Financial spread betting without orders would be very risky indeed. You may have noticed this message all over spread betting company websites “Spread betting, CFDs and FX are leveraged products and carry a high level of risk to your capital. It is possible to lose more than your initial investment. These products may not be suitable for all investors, therefore ensure you understand the risks involved and seek independent advice if necessary.” It’s worth comparing the spread betting order so that the risks can be reduced and the rewards amplified. Orders are triggered automatically so the trader doesn’t even need to be there. Let alone worry about the risk.

The word leverage here, means that the value of the bet can be worth more than the amount actually staked. It has a similar meaning when a company borrows money to boost profits. The company uses leverage. Spread betting works in a similar why. Say you decide to spread bet the FTSE 100. You buy the market at 1£ per point. The market rises 10 points by the end of the day. At the close of trading your spread bet will be worth £10. If you close your bet you will get nearly a £10 profit for only a £1 stake. That’s leverage. Of course it works the same the other way. It’s not only profits that get magnified it’s loses too: a reason why spread betting can carry a ‘high level of risk’. This leads us nicely to the point of spread betting orders.

There is only a high level of risk if you don’t use spread betting orders properly. Most of the orders mentioned below should be available with most spread betting brokers.

One key principle of spread trading is to manage risk.

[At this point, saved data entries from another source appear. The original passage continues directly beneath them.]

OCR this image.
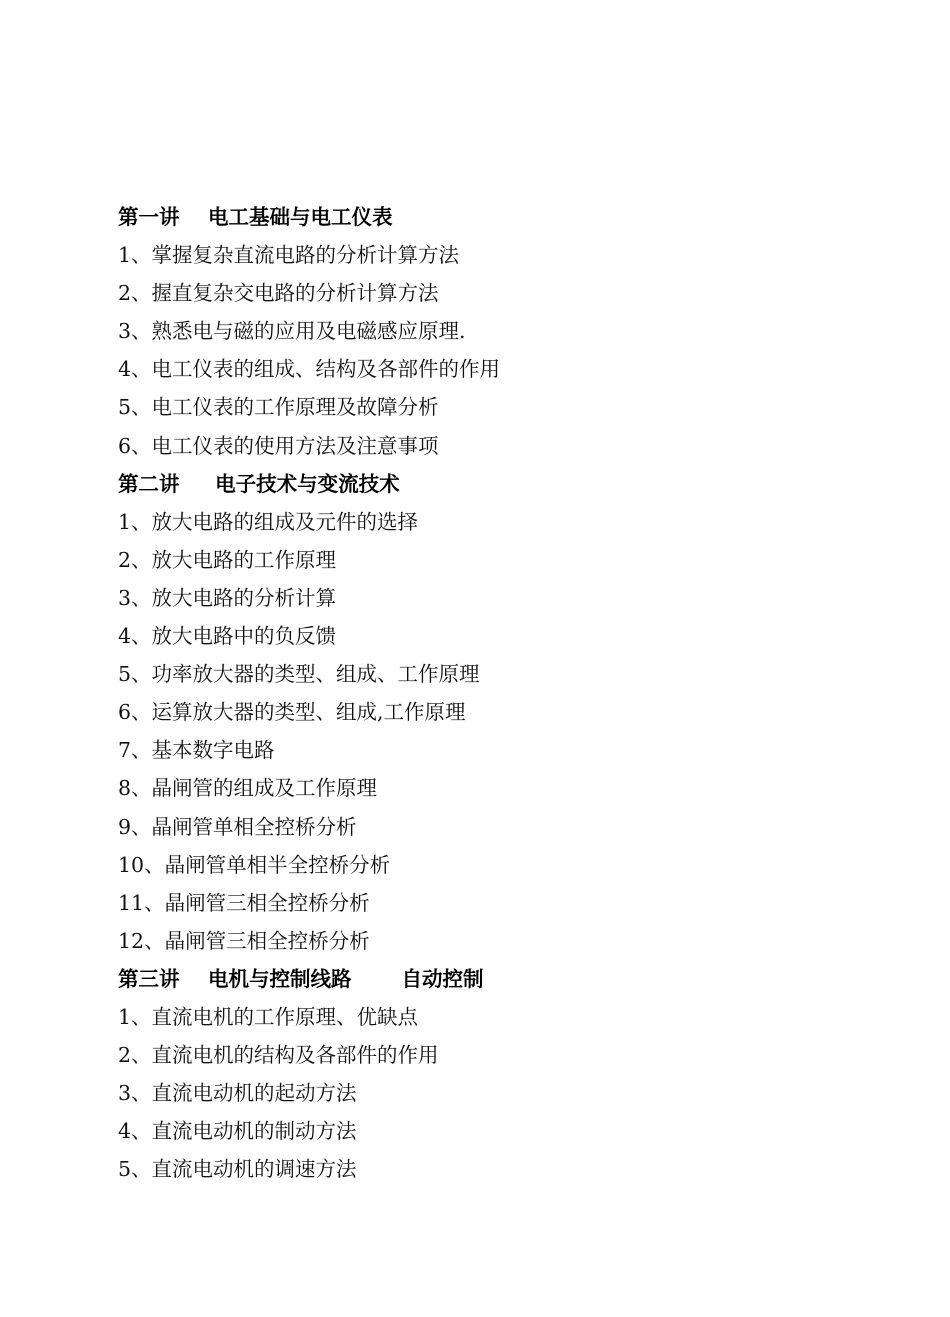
第一讲    电工基础与电工仪表
1、掌握复杂直流电路的分析计算方法
2、握直复杂交电路的分析计算方法
3、熟悉电与磁的应用及电磁感应原理.
4、电工仪表的组成、结构及各部件的作用
5、电工仪表的工作原理及故障分析
6、电工仪表的使用方法及注意事项
第二讲     电子技术与变流技术
1、放大电路的组成及元件的选择
2、放大电路的工作原理
3、放大电路的分析计算
4、放大电路中的负反馈
5、功率放大器的类型、组成、工作原理
6、运算放大器的类型、组成,工作原理
7、基本数字电路
8、晶闸管的组成及工作原理
9、晶闸管单相全控桥分析
10、晶闸管单相半全控桥分析
11、晶闸管三相全控桥分析
12、晶闸管三相全控桥分析
第三讲    电机与控制线路       自动控制
1、直流电机的工作原理、优缺点
2、直流电机的结构及各部件的作用
3、直流电动机的起动方法
4、直流电动机的制动方法
5、直流电动机的调速方法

Put simply, reduce loses to a minimum on losing trades and increase the number of profitable trades. There will always be loosing trades! Unfortunately.

The stop order

The stop order allows the trader to stop a trade by exiting at a specific point. The trade can be closed at a specific price chosen by the trader. The stop loss has to be placed below the spread betting companies spread. This will become apparent when an account is opened.

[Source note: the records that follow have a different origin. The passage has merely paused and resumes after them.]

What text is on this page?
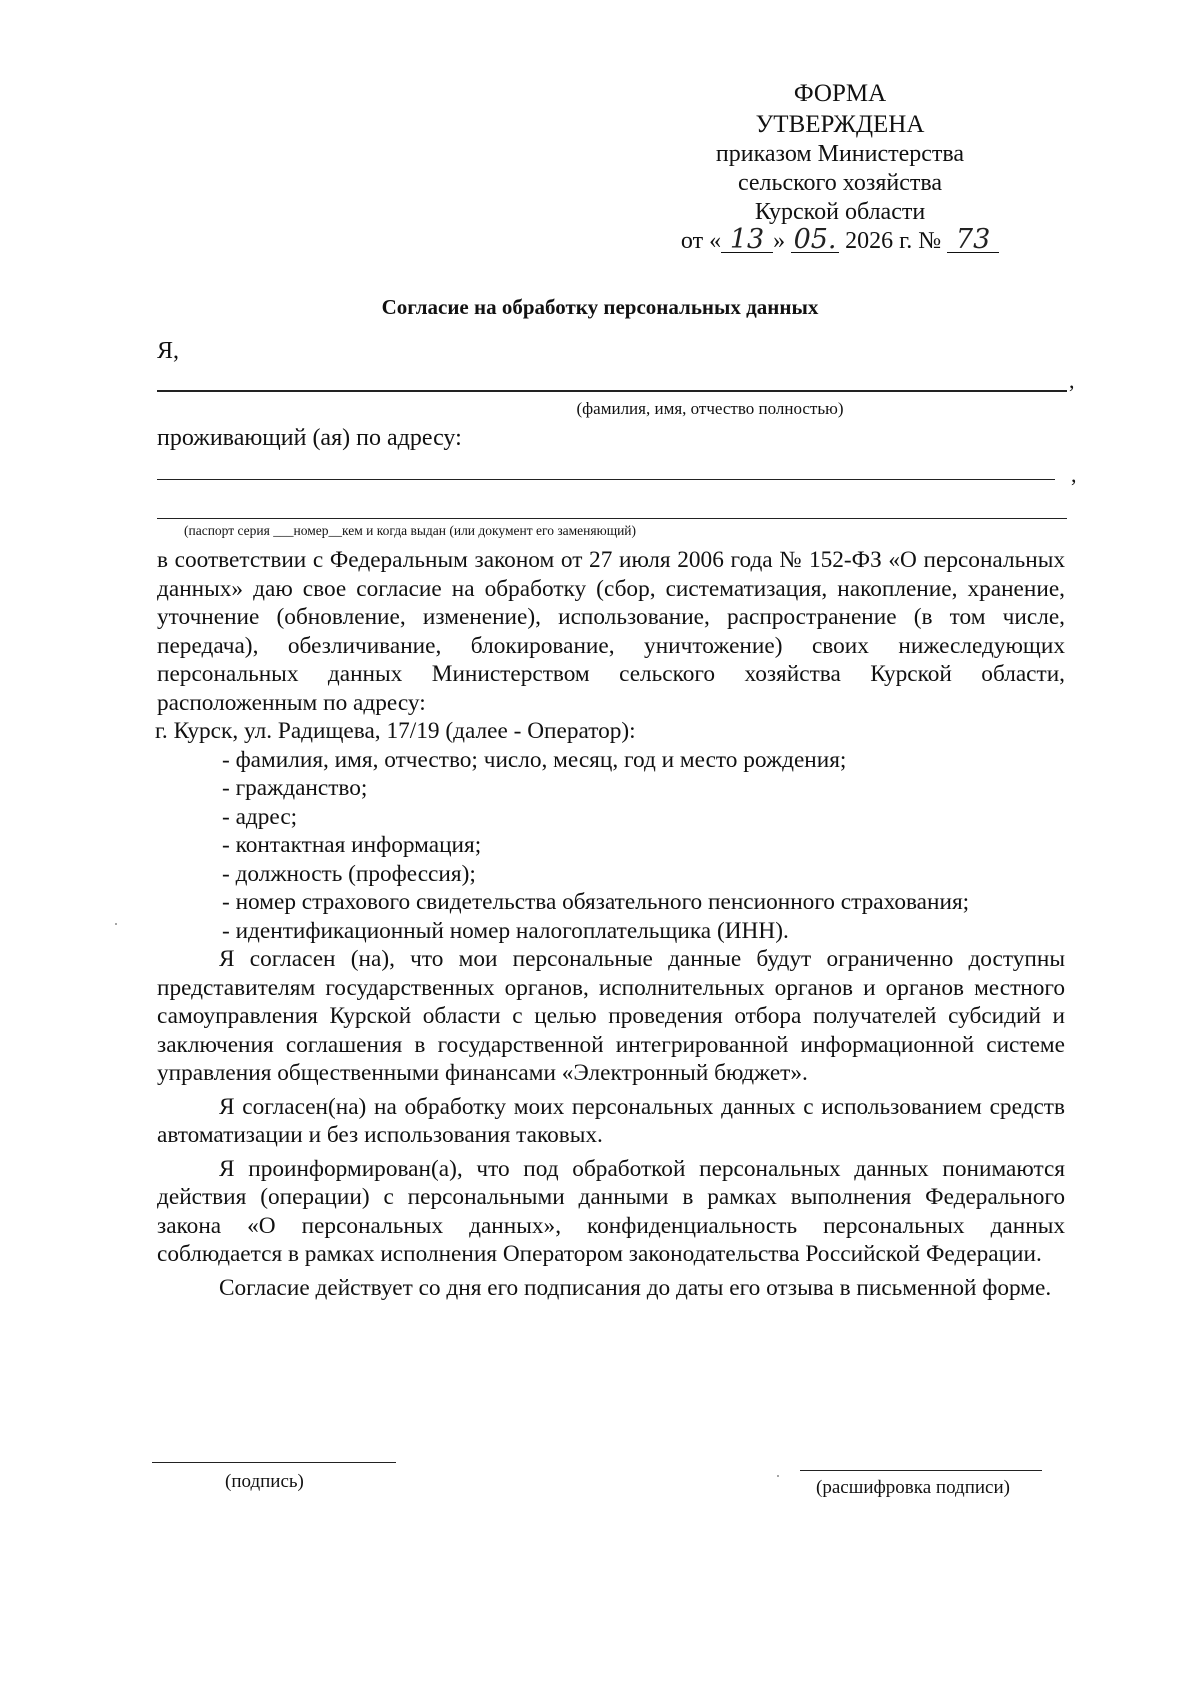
ФОРМА
УТВЕРЖДЕНА
приказом Министерства
сельского хозяйства
Курской области
от « 13 » 05. 2026 г. № 73
Согласие на обработку персональных данных
Я,
,
(фамилия, имя, отчество полностью)
проживающий (ая) по адресу:
,
(паспорт серия ___номер__кем и когда выдан (или документ его заменяющий)

в соответствии с Федеральным законом от 27 июля 2006 года № 152-ФЗ «О персональных данных» даю свое согласие на обработку (сбор, систематизация, накопление, хранение, уточнение (обновление, изменение), использование, распространение (в том числе, передача), обезличивание, блокирование, уничтожение) своих нижеследующих персональных данных Министерством сельского хозяйства Курской области, расположенным по адресу:

г. Курск, ул. Радищева, 17/19 (далее - Оператор):

- фамилия, имя, отчество; число, месяц, год и место рождения;
- гражданство;
- адрес;
- контактная информация;
- должность (профессия);
- номер страхового свидетельства обязательного пенсионного страхования;
- идентификационный номер налогоплательщика (ИНН).

Я согласен (на), что мои персональные данные будут ограниченно доступны представителям государственных органов, исполнительных органов и органов местного самоуправления Курской области с целью проведения отбора получателей субсидий и заключения соглашения в государственной интегрированной информационной системе управления общественными финансами «Электронный бюджет».

Я согласен(на) на обработку моих персональных данных с использованием средств автоматизации и без использования таковых.

Я проинформирован(а), что под обработкой персональных данных понимаются действия (операции) с персональными данными в рамках выполнения Федерального закона «О персональных данных», конфиденциальность персональных данных соблюдается в рамках исполнения Оператором законодательства Российской Федерации.

Согласие действует со дня его подписания до даты его отзыва в письменной форме.

(подпись)	(расшифровка подписи)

There’s a but… if many orders hit the market at the same time the price can gap up or down. This can move the market past the stop order. The rule is normally first come first served. The traders order might not get filled. A very uncomfortable situation can result especially if the market drops like a stone. Nobody wants to lose sleep at night do they?!

The solution to this is the guaranteed stop order.

The guaranteed stop order

The spread betting broker guarantees that your order will be filed. It costs a little bit more. Normally the spread betting broker will charge a slightly larger spread.

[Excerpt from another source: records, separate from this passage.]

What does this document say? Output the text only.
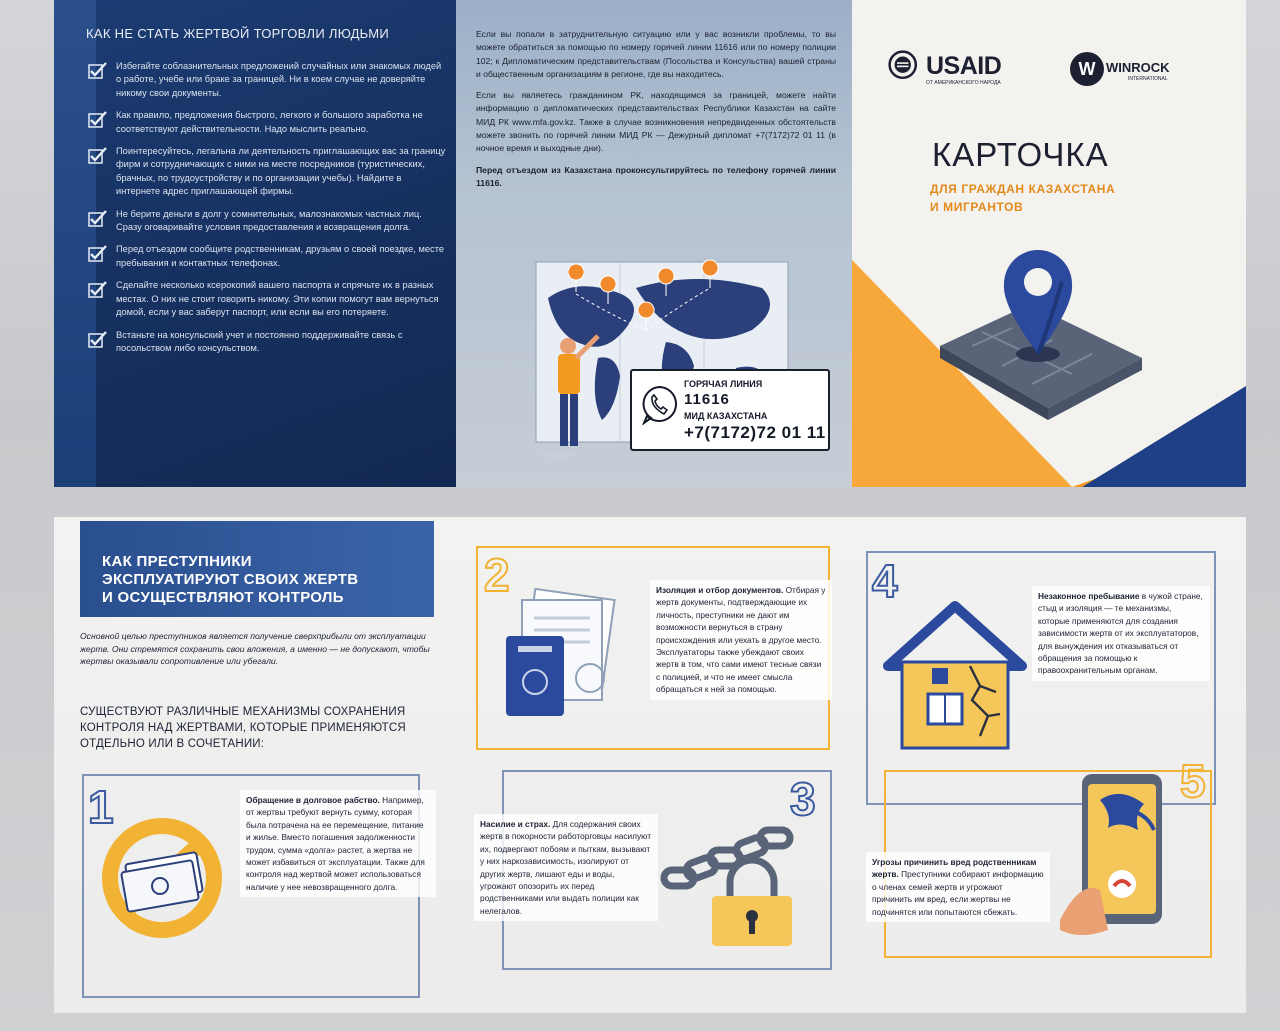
КАК НЕ СТАТЬ ЖЕРТВОЙ ТОРГОВЛИ ЛЮДЬМИ
Избегайте соблазнительных предложений случайных или знакомых людей о работе, учебе или браке за границей. Ни в коем случае не доверяйте никому свои документы.
Как правило, предложения быстрого, легкого и большого заработка не соответствуют действительности. Надо мыслить реально.
Поинтересуйтесь, легальна ли деятельность приглашающих вас за границу фирм и сотрудничающих с ними на месте посредников (туристических, брачных, по трудоустройству и по организации учебы). Найдите в интернете адрес приглашающей фирмы.
Не берите деньги в долг у сомнительных, малознакомых частных лиц. Сразу оговаривайте условия предоставления и возвращения долга.
Перед отъездом сообщите родственникам, друзьям о своей поездке, месте пребывания и контактных телефонах.
Сделайте несколько ксерокопий вашего паспорта и спрячьте их в разных местах. О них не стоит говорить никому. Эти копии помогут вам вернуться домой, если у вас заберут паспорт, или если вы его потеряете.
Встаньте на консульский учет и постоянно поддерживайте связь с посольством либо консульством.

Если вы попали в затруднительную ситуацию или у вас возникли проблемы, то вы можете обратиться за помощью по номеру горячей линии 11616 или по номеру полиции 102; к Дипломатическим представительствам (Посольства и Консульства) вашей страны и общественным организациям в регионе, где вы находитесь.

Если вы являетесь гражданином РК, находящимся за границей, можете найти информацию о дипломатических представительствах Республики Казахстан на сайте МИД РК www.mfa.gov.kz. Также в случае возникновения непредвиденных обстоятельств можете звонить по горячей линии МИД РК — Дежурный дипломат +7(7172)72 01 11 (в ночное время и выходные дни).

Перед отъездом из Казахстана проконсультируйтесь по телефону горячей линии 11616.

ГОРЯЧАЯ ЛИНИЯ
11616
МИД КАЗАХСТАНА
+7(7172)72 01 11
USAID
ОТ АМЕРИКАНСКОГО НАРОДА
W WINROCK
INTERNATIONAL
КАРТОЧКА
ДЛЯ ГРАЖДАН КАЗАХСТАНА
И МИГРАНТОВ
КАК ПРЕСТУПНИКИ
ЭКСПЛУАТИРУЮТ СВОИХ ЖЕРТВ
И ОСУЩЕСТВЛЯЮТ КОНТРОЛЬ
Основной целью преступников является получение сверхприбыли от эксплуатации жертв. Они стремятся сохранить свои вложения, а именно — не допускают, чтобы жертвы оказывали сопротивление или убегали.
СУЩЕСТВУЮТ РАЗЛИЧНЫЕ МЕХАНИЗМЫ СОХРАНЕНИЯ КОНТРОЛЯ НАД ЖЕРТВАМИ, КОТОРЫЕ ПРИМЕНЯЮТСЯ ОТДЕЛЬНО ИЛИ В СОЧЕТАНИИ:
1	Обращение в долговое рабство. Например, от жертвы требуют вернуть сумму, которая была потрачена на ее перемещение, питание и жилье. Вместо погашения задолженности трудом, сумма «долга» растет, а жертва не может избавиться от эксплуатации. Также для контроля над жертвой может использоваться наличие у нее невозвращенного долга.
2	Изоляция и отбор документов. Отбирая у жертв документы, подтверждающие их личность, преступники не дают им возможности вернуться в страну происхождения или уехать в другое место. Эксплуататоры также убеждают своих жертв в том, что сами имеют тесные связи с полицией, и что не имеет смысла обращаться к ней за помощью.
3
Насилие и страх. Для содержания своих жертв в покорности работорговцы насилуют их, подвергают побоям и пыткам, вызывают у них наркозависимость, изолируют от других жертв, лишают еды и воды, угрожают опозорить их перед родственниками или выдать полиции как нелегалов.
4	Незаконное пребывание в чужой стране, стыд и изоляция — те механизмы, которые применяются для создания зависимости жертв от их эксплуататоров, для вынуждения их отказываться от обращения за помощью к правоохранительным органам.
5
Угрозы причинить вред родственникам жертв. Преступники собирают информацию о членах семей жертв и угрожают причинить им вред, если жертвы не подчинятся или попытаются сбежать.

The next two spread betting orders help the trader get into the market. Important when it comes to maximising winning trades.

The limit order

The trader can set the price at which they want to open a buy or sell trade. It has various uses including being able to specify a maximum buying or selling price when the market is volatile. The limit order works on a ‘no worse than’ price basis. If you have spotted a price trend and there is a point of resistance where you would like to enter a trade if the markets breaks above this point. By placing a buy limit order just above this point the trade will be opened at a price no lower than the level specified.

The market order

Either going long (buying) or short (selling) the market order will get you into the market. The entrance point would be at the bid or offer price at the time. It’s easy and there would be no problems normally if the market isn’t really volatile.

Professional spread traders can use a range of orders to help control the timing of entry to and exit from the market. Those learning spread betting should compare these simple spread betting orders before moving onto using more complex tools.